Como os ursos podem ajudar a medicina a evitar coágulos sanguíneos
Cientistas desvendaram como esses animais conseguem hibernar por tanto tempo sem desenvolver trombos no sangue
O hábito dos ursos-pardos (Ursus arctos) de hibernar por mais da metade do ano em temperaturas frias tem intrigado a ciência há algum tempo. Sabemos o porquê eles fazem isso, mas como conseguem permanecer saudáveis ao longo de meses, sem quase se mexerem, ainda era um mistério.
Se formos comparar aos humanos, por exemplo, basta um período de imobilidade temporária para, com certa facilidade, desenvolver coágulos sanguíneos. É um dos riscos do tratamento de uma perna quebrada, que pode originar uma trombose, doença caracterizada pela formação de um trombo em uma ou mais veias grandes das pernas e das coxas.
Um estudo recente publicado na revista Science lançou uma luz sobre como os ursos dormentes mantêm o sangue bombeando durante esses meses de torpor. O que pode, em um futuro próximo, ajudar a medicina a evitar a formação dos coágulos em humanos.
No trabalho, o médico cardiologista Tobias Petzold e a pesquisadora Manuela Thienel trabalharam com biólogos para estudar uma população desses animais na Suécia. Foram coletadas amostras de sangue de 13 ursos, no inverno e no verão, que ao serem analisadas por exames, revelaram quantidades de mais de 150 proteínas que variavam muito entre os hibernantes e os ativos.

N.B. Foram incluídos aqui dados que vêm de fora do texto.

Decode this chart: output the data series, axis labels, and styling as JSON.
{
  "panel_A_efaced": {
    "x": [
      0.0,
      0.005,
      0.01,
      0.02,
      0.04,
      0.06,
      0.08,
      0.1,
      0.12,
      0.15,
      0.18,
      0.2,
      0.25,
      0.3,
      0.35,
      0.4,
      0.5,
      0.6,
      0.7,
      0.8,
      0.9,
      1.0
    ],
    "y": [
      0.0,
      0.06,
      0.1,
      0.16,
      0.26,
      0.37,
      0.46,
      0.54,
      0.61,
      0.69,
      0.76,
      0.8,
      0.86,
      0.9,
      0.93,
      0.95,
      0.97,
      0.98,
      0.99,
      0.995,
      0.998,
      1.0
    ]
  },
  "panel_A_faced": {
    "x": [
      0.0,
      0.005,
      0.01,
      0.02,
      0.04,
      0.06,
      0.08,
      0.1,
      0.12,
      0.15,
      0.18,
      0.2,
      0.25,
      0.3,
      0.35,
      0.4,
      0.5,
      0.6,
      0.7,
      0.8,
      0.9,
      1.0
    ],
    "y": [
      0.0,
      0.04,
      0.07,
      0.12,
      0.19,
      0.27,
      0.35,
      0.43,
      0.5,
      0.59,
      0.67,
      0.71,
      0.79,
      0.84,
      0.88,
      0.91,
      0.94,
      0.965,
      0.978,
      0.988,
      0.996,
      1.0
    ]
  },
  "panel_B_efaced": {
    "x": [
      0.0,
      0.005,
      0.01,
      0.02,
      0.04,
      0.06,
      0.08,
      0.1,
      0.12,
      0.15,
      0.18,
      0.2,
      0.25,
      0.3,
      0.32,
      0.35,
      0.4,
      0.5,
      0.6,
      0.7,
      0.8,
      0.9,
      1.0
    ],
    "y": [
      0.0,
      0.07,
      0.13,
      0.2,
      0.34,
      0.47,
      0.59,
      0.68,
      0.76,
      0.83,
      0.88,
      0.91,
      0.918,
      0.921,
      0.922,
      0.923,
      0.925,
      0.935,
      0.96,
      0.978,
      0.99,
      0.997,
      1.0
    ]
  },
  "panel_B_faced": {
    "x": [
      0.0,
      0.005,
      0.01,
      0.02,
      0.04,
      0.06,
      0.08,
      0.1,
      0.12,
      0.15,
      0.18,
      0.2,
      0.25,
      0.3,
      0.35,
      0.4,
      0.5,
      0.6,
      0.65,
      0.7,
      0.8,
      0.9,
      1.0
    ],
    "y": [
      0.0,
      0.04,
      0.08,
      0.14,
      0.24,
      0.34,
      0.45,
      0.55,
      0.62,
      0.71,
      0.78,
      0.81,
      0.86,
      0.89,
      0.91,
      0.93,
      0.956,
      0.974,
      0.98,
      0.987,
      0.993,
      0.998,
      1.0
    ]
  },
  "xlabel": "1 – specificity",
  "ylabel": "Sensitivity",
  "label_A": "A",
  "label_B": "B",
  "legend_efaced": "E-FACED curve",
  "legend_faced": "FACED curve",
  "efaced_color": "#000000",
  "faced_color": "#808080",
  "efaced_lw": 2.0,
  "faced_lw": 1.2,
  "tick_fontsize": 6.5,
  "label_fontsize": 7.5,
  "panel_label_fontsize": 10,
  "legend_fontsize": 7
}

Entre elas, a de maior disparidade entre os dois períodos era a proteína de choque térmico 47 (HSP47), que em ursos ativos ajuda na coagulação de cortes e para estancar sangramentos. Mas quando estão aconchegados em suas tocas, eles têm pouco uso para essa proteína coagulante. Em média, as plaquetas dos ursos em hibernação produziram 55 vezes menos proteínas HSP47 do que as dos ursos ativos, o que, provavelmente, reduz a capacidade das plaquetas de se agregar e restringir o fluxo sanguíneo.
“Não tínhamos ouvido falar muito sobre essa proteína e ficamos completamente surpresos ao descobrir que ela tem um impacto tão grande”, diz Manuela Thienel, do Centro Alemão de Pesquisa Cardiovascular e principal autora do artigo.
O próximo passo foi comparar amostras de sangue de pacientes humanos que sofreram lesões debilitantes na coluna com amostras de pessoas ativas e, assim, determinar se um mecanismo semelhante impede a coagulação. Assim como os ursos em hibernação, o sangue dos humanos cronicamente imóveis têm menos proteínas HSP47 circulantes.
A equipe também coletou sangue de vários indivíduos saudáveis antes de participarem de um estudo de simulação de voo espacial de um mês conduzido pela NASA e pelo Centro Aeroespacial Alemão. Após 27 dias de repouso na cama, as plaquetas dos participantes começaram a produzir significativamente menos HSP47 ao longo de sua imobilização experimental.
Os cientistas encontraram ainda um padrão semelhante no sangue de porcos com mobilidade limitada e camundongos criados em laboratório, o que fizeram concluir que essa redução da expressão das proteínas HSP47 pode ser um mecanismo de mamíferos para prevenir a coagulação durante períodos prolongados de repouso.
Um processo que, no entanto, parece levar tempo para se desenvolver, e as pessoas que sofrem de imobilidade de curto prazo, devido a doenças ou lesões, são mais suscetíveis à coagulação do que pessoas cronicamente imóveis.
Mas a conclusão é positiva e destaca como a compreensão da biologia de ursos e outros animais pode fornecer informações sobre como o funcionamento do corpo humano e, potencialmente, inspirar tratamentos ajustados para prevenir a coagulação em pacientes com imobilidade temporária no futuro.